Два года назад из их коммуналки увели мужа соседки, военного прокурора Сергея Сергеевича Хорошко, близорукого, низкорослого человека с уютной, какой-то рафинадной фамилией. Свете нравилась эта семья, а к Насте Хорошко, черноглазой и смешливой дочке прокурора, относилась как к младшей сестренке. Мать Насти служила в цирке на Цветном бульваре администратором и иногда просила старшеклассницу Свету Норштейн забрать из детского садика Настю и привести ее в цирк, чтобы малышка не оставалась без присмотра. Однажды Настя накормила свою «большую» подругу вкуснейшими сочными грушами. Дело было так. В цирке работал униформист Макуев, очень симпатизировавший Елене Петровне Хорошко. Напротив цирка, в середине Цветного бульвара, находился рынок, где за немалые деньги продавали фрукты, овощи, мясо, колбасы.
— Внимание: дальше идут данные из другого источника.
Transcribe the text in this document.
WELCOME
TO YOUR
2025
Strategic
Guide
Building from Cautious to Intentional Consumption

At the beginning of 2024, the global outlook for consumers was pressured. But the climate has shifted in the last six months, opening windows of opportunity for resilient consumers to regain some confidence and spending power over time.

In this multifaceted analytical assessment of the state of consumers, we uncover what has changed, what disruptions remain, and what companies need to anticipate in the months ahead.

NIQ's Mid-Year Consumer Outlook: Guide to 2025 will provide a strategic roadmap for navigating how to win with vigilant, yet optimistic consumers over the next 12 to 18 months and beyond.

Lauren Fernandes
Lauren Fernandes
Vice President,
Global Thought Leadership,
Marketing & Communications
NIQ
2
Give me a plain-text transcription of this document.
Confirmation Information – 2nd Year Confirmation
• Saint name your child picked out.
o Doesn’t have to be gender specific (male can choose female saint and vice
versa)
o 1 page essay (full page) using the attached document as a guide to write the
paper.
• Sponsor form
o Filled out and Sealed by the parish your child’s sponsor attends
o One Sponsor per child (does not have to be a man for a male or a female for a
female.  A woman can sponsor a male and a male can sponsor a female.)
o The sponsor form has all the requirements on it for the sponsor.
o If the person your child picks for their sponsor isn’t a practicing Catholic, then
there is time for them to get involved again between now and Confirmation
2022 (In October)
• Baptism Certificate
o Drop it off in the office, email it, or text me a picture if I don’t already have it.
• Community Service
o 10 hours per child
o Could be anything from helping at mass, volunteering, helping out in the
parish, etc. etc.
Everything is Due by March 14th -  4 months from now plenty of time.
Купить все это мало кто из москвичей мог себе позволить — большинство горожан довольствовались витающими вокруг прилавков запахами. И вот Макуев, чтобы побаловать дочку Елены Петровны, изобрел следующее нехитрое приспособление — доску со вбитым в нее гвоздем. Вооруженный такой доской, он подкрадывался к лоткам с задней стороны, просовывал ее через отверстие в заборе, и пока торговец рекламировал прохожим свой товар, у него за спиной этот самый товар уменьшался в количестве. Макуев накалывал груши на гвоздь, вытаскивал их и дарил сияющей от восторга Насте. Один раз в таком налете на рынок участвовала и Света Норштейн. Ей было немного стыдно, но уж больно вкусными оказались груши. Девочки договорились держать все это в строжайшей тайне.
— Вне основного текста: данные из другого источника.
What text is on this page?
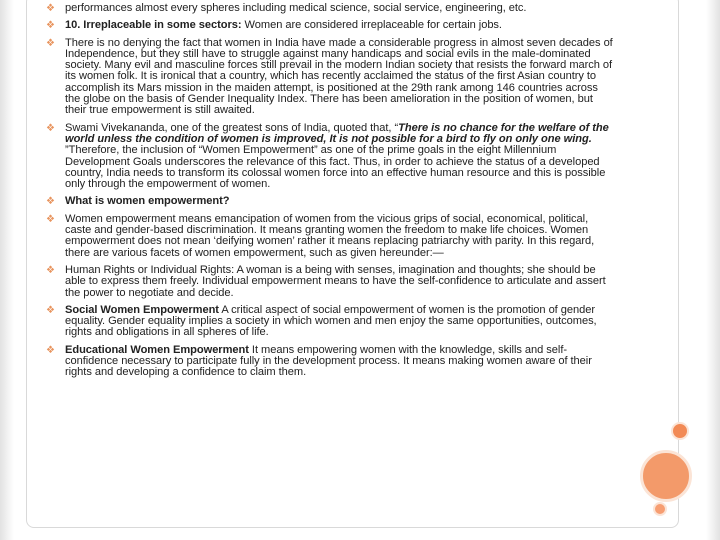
❖ performances almost every spheres including medical science, social service, engineering, etc.
❖ 10. Irreplaceable in some sectors: Women are considered irreplaceable for certain jobs.
❖ There is no denying the fact that women in India have made a considerable progress in almost seven decades of Independence, but they still have to struggle against many handicaps and social evils in the male-dominated society. Many evil and masculine forces still prevail in the modern Indian society that resists the forward march of its women folk. It is ironical that a country, which has recently acclaimed the status of the first Asian country to accomplish its Mars mission in the maiden attempt, is positioned at the 29th rank among 146 countries across the globe on the basis of Gender Inequality Index. There has been amelioration in the position of women, but their true empowerment is still awaited.
❖ Swami Vivekananda, one of the greatest sons of India, quoted that, “There is no chance for the welfare of the world unless the condition of women is improved, It is not possible for a bird to fly on only one wing. ”Therefore, the inclusion of “Women Empowerment” as one of the prime goals in the eight Millennium Development Goals underscores the relevance of this fact. Thus, in order to achieve the status of a developed country, India needs to transform its colossal women force into an effective human resource and this is possible only through the empowerment of women.
❖ What is women empowerment?
❖ Women empowerment means emancipation of women from the vicious grips of social, economical, political, caste and gender-based discrimination. It means granting women the freedom to make life choices. Women empowerment does not mean ‘deifying women’ rather it means replacing patriarchy with parity. In this regard, there are various facets of women empowerment, such as given hereunder:—
❖ Human Rights or Individual Rights: A woman is a being with senses, imagination and thoughts; she should be able to express them freely. Individual empowerment means to have the self-confidence to articulate and assert the power to negotiate and decide.
❖ Social Women Empowerment A critical aspect of social empowerment of women is the promotion of gender equality. Gender equality implies a society in which women and men enjoy the same opportunities, outcomes, rights and obligations in all spheres of life.
❖ Educational Women Empowerment It means empowering women with the knowledge, skills and self-confidence necessary to participate fully in the development process. It means making women aware of their rights and developing a confidence to claim them.
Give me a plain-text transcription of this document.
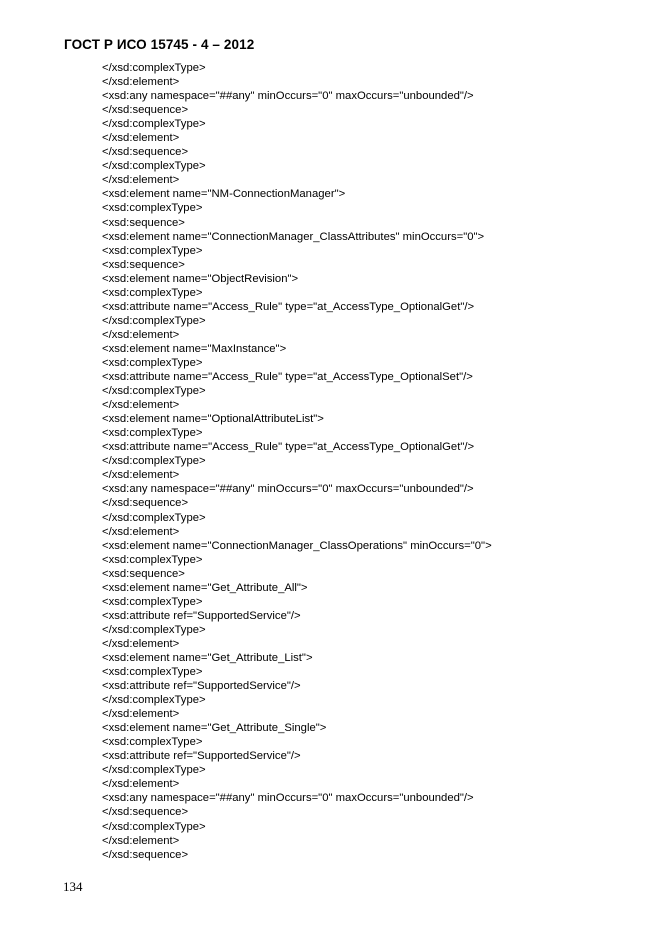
ГОСТ Р ИСО 15745 - 4 – 2012
</xsd:complexType>
</xsd:element>
<xsd:any namespace="##any" minOccurs="0" maxOccurs="unbounded"/>
</xsd:sequence>
</xsd:complexType>
</xsd:element>
</xsd:sequence>
</xsd:complexType>
</xsd:element>
<xsd:element name="NM-ConnectionManager">
<xsd:complexType>
<xsd:sequence>
<xsd:element name="ConnectionManager_ClassAttributes" minOccurs="0">
<xsd:complexType>
<xsd:sequence>
<xsd:element name="ObjectRevision">
<xsd:complexType>
<xsd:attribute name="Access_Rule" type="at_AccessType_OptionalGet"/>
</xsd:complexType>
</xsd:element>
<xsd:element name="MaxInstance">
<xsd:complexType>
<xsd:attribute name="Access_Rule" type="at_AccessType_OptionalSet"/>
</xsd:complexType>
</xsd:element>
<xsd:element name="OptionalAttributeList">
<xsd:complexType>
<xsd:attribute name="Access_Rule" type="at_AccessType_OptionalGet"/>
</xsd:complexType>
</xsd:element>
<xsd:any namespace="##any" minOccurs="0" maxOccurs="unbounded"/>
</xsd:sequence>
</xsd:complexType>
</xsd:element>
<xsd:element name="ConnectionManager_ClassOperations" minOccurs="0">
<xsd:complexType>
<xsd:sequence>
<xsd:element name="Get_Attribute_All">
<xsd:complexType>
<xsd:attribute ref="SupportedService"/>
</xsd:complexType>
</xsd:element>
<xsd:element name="Get_Attribute_List">
<xsd:complexType>
<xsd:attribute ref="SupportedService"/>
</xsd:complexType>
</xsd:element>
<xsd:element name="Get_Attribute_Single">
<xsd:complexType>
<xsd:attribute ref="SupportedService"/>
</xsd:complexType>
</xsd:element>
<xsd:any namespace="##any" minOccurs="0" maxOccurs="unbounded"/>
</xsd:sequence>
</xsd:complexType>
</xsd:element>
</xsd:sequence>
134
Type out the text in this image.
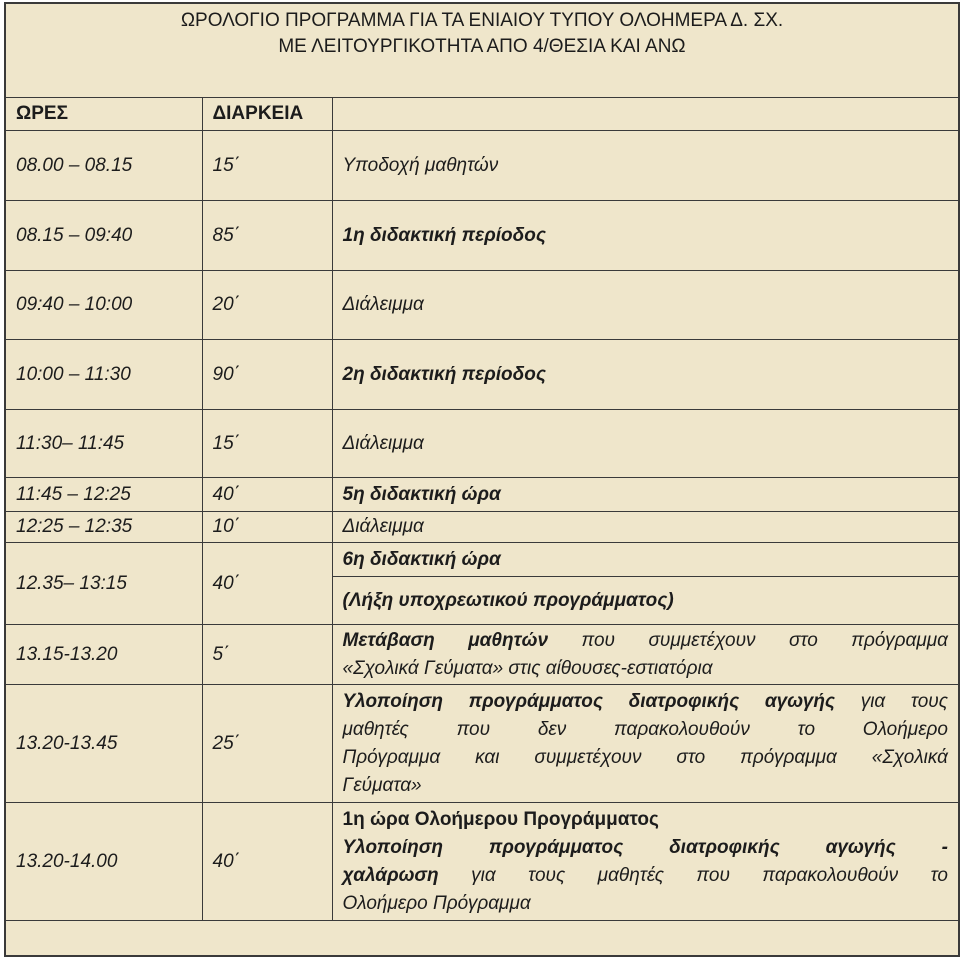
ΩΡΟΛΟΓΙΟ ΠΡΟΓΡΑΜΜΑ ΓΙΑ ΤΑ ΕΝΙΑΙΟΥ ΤΥΠΟΥ ΟΛΟΗΜΕΡΑ Δ. ΣΧ.
ΜΕ ΛΕΙΤΟΥΡΓΙΚΟΤΗΤΑ ΑΠΟ 4/ΘΕΣΙΑ ΚΑΙ ΑΝΩ
ΩΡΕΣ	ΔΙΑΡΚΕΙΑ	
08.00 – 08.15	15΄	Υποδοχή μαθητών
08.15 – 09:40	85΄	1η διδακτική περίοδος
09:40 – 10:00	20΄	Διάλειμμα
10:00 – 11:30	90΄	2η διδακτική περίοδος
11:30– 11:45	15΄	Διάλειμμα
11:45 – 12:25	40΄	5η διδακτική ώρα
12:25 – 12:35	10΄	Διάλειμμα
12.35– 13:15	40΄	6η διδακτική ώρα
		(Λήξη υποχρεωτικού προγράμματος)
13.15-13.20	5΄	Μετάβαση μαθητών που συμμετέχουν στο πρόγραμμα
«Σχολικά Γεύματα» στις αίθουσες-εστιατόρια

13.20-13.45	25΄	Υλοποίηση προγράμματος διατροφικής αγωγής για τους
μαθητές που δεν παρακολουθούν το Ολοήμερο
Πρόγραμμα και συμμετέχουν στο πρόγραμμα «Σχολικά
Γεύματα»

13.20-14.00	40΄	1η ώρα Ολοήμερου Προγράμματος
Υλοποίηση προγράμματος διατροφικής αγωγής -
χαλάρωση για τους μαθητές που παρακολουθούν το
Ολοήμερο Πρόγραμμα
После ареста Сергея Сергеевича два дня в комнате Хорошко орудовали люди в форменных кителях, фуражках с синим верхом и в брюках с такими же синими лампасами. Они молча и методично перерывали все вверх дном, читали все письма и бумаги, даже подняли дощатый пол. Потом, спустя неделю, по «вороньей слободке» пошел слух, что Хорошко разоблачен как английский шпион. Лев Семенович после этого происшествия несколько дней молча, не закусывая, хлестал водку, которую покупал в магазине на углу Борисоглебского и Молчановки, и не разговаривал ни с женой, ни с дочерью. Засыпал, просыпался и снова плелся в продуктовый. Мария Владимировна тогда сказала Свете:
— Не трогай отца. Он справится.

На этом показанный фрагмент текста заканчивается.